CAC is a tool with uses, but like all tools it must be understood. It is used poorly in more cases than not in my experience.

FACT: for asymptomatic adults evaluating atherosclerotic cardiovascular risk, CAC is the single most predictive test ever validated for individual prognosis. INDIVIDUAL PROGNOSIS = the actual patient in question. Me. Or you if you go see your doc.

For my case, CAC is not only diagnostic, but predictive. It's necessary and sufficient to allow ME to confidently refuse statins, for now, based on actually evaluating actual disease...in me.

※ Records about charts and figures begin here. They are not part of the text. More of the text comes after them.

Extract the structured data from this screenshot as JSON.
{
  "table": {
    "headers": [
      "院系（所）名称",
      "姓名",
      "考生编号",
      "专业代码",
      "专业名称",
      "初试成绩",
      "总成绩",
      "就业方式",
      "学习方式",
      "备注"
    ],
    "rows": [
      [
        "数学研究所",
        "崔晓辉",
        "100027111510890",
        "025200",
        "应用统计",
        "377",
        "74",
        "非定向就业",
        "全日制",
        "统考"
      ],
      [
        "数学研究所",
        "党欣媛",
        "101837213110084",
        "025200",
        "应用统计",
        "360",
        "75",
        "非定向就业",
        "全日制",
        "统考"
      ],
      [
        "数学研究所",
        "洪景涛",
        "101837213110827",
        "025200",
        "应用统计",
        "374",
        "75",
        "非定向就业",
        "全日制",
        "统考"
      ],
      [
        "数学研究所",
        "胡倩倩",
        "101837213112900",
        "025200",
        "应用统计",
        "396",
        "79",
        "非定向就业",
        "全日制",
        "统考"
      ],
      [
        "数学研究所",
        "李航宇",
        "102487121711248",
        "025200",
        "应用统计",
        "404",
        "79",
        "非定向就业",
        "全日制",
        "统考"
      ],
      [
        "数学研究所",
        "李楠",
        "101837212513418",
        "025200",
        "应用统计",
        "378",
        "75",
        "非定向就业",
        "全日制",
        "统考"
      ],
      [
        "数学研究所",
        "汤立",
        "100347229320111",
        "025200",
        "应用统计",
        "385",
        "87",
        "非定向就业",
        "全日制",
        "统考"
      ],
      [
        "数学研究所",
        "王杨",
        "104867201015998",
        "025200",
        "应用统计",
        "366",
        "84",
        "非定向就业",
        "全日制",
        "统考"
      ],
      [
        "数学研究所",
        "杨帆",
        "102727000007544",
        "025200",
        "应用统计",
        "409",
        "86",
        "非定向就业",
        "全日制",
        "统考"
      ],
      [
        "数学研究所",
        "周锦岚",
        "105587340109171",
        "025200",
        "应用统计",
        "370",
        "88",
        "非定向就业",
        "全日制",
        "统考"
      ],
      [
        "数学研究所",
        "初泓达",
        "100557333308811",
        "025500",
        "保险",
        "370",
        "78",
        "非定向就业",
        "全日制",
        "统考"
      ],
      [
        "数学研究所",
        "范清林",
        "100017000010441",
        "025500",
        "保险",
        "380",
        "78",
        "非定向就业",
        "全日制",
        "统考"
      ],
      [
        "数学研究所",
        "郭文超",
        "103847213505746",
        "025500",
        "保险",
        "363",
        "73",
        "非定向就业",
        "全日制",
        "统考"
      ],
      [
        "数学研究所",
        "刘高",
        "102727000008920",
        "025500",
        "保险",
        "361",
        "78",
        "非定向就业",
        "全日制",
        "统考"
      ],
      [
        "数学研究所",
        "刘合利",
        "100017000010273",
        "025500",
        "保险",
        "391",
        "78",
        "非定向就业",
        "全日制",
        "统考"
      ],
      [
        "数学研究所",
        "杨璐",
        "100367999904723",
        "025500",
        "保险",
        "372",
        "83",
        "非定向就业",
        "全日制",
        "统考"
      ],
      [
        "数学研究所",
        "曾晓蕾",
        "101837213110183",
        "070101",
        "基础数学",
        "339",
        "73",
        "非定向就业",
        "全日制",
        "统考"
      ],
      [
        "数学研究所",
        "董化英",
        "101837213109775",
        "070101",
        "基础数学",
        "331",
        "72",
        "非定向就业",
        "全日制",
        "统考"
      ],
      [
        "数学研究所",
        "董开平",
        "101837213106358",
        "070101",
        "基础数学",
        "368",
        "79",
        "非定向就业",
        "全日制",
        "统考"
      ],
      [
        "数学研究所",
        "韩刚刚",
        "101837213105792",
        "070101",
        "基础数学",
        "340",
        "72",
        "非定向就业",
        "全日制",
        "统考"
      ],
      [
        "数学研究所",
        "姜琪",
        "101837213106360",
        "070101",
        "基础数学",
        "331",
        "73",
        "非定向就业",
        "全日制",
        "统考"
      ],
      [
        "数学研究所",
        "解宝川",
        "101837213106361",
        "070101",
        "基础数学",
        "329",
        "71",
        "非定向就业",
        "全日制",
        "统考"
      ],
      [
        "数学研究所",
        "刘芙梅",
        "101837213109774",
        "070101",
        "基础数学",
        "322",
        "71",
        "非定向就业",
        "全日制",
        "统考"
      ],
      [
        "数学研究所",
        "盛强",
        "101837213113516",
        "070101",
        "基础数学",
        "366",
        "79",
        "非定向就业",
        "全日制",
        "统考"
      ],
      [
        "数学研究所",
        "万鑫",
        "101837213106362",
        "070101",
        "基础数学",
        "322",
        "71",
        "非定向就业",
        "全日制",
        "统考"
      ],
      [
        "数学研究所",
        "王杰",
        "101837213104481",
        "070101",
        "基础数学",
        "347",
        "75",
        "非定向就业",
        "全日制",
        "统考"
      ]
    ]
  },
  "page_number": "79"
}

If I had listened to my young, inexperienced, uncurious PA, I'd be unnecessarily taking stains today. And my risk of harm would be double my risk of benefit.
 
FACT: for asymptomatic adults evaluating atherosclerotic cardiovascular risk, CAC is the single most predictive test ever validated for individual prognosis. INDIVIDUAL PROGNOSIS = the actual patient in question. Me. Or you if you go see your doc.
No, you still over state the case, even though you have repeatedly quoted parts of source that contradict that. Plenty of people with diabetes or strong family histories are asymptomatic. Read your own posts.
For my case, CAC is not only diagnostic, but predictive. It's necessary and sufficient to allow ME to confidently refuse statins, for now, based on actually evaluating actual disease...in me.

If I had listened to my young, inexperienced, uncurious PA, I'd be unnecessarily taking stains today. And my risk of harm would be double my risk of benefit.
Yeah, your CAC of three says you have coronary artery disease and based on your own posts a 3% risk of a major coronary event in the next 10 years assuming you are 45 or older. If younger that 45, don't count on that data. As as stated earlier, the NNT for 3% risk is 100, your own cited NNH with a statin was 200. A CAC of 3 is not zero and cannot be treated as a zero.

You also pointed out that just getting a proper BP dropped your risk enough to keep a statin from being recommended. In other words, other than giving you a small dose of radiation and relieving you of a small sum of money, the test didn't actually change anything.

Now, some of that is based on the impression that your goal is to avoid statins. If my impression is wrong, and you would have strongly wanted a statin if the CAC was elevated, then the test did serve a useful purpose in your case. Your treating a CAC of 3 as equivalent to a 0 reinforces this.

80ish% of the time, when I offer a CAC, but push for a verbal commitment to start a statin if it is elevated above 100, most people decide they don't want it, because their mind is already made up and they are only interested in confirmation, not actually assessing risk. They leave stating intent to eat healthier, loose weight, exercise more, Etc, then return in a year and 80ish% of the time have changed nothing. That is the sad reality of preventative care.

Some people make massive changes, it feels like most of the ones that do that also take advice. It is awesome to see someone come back healthier and get to strip away meds, I whish it happened more.
 
A lot to read through here and some reason don't feel any smarter.

Just had my annual went on Crestor 2 years ago with a total cholesterol of 275. Last year Total cholesterol was 185. Problem was I felt like i was having memory issues. Quit taking a few months ago but cholesterol last week was up to 265. I do feel like I am more "sharp" when not taking. Working through with my Dr. now on alternatives to Statins. With the "perceived" side affects and what I've read I'm cautious with using statins. Would like to figure out another alternative.

I use "sharp" and perceived because the difference is not pronounced more of a feeling than noticeable difference.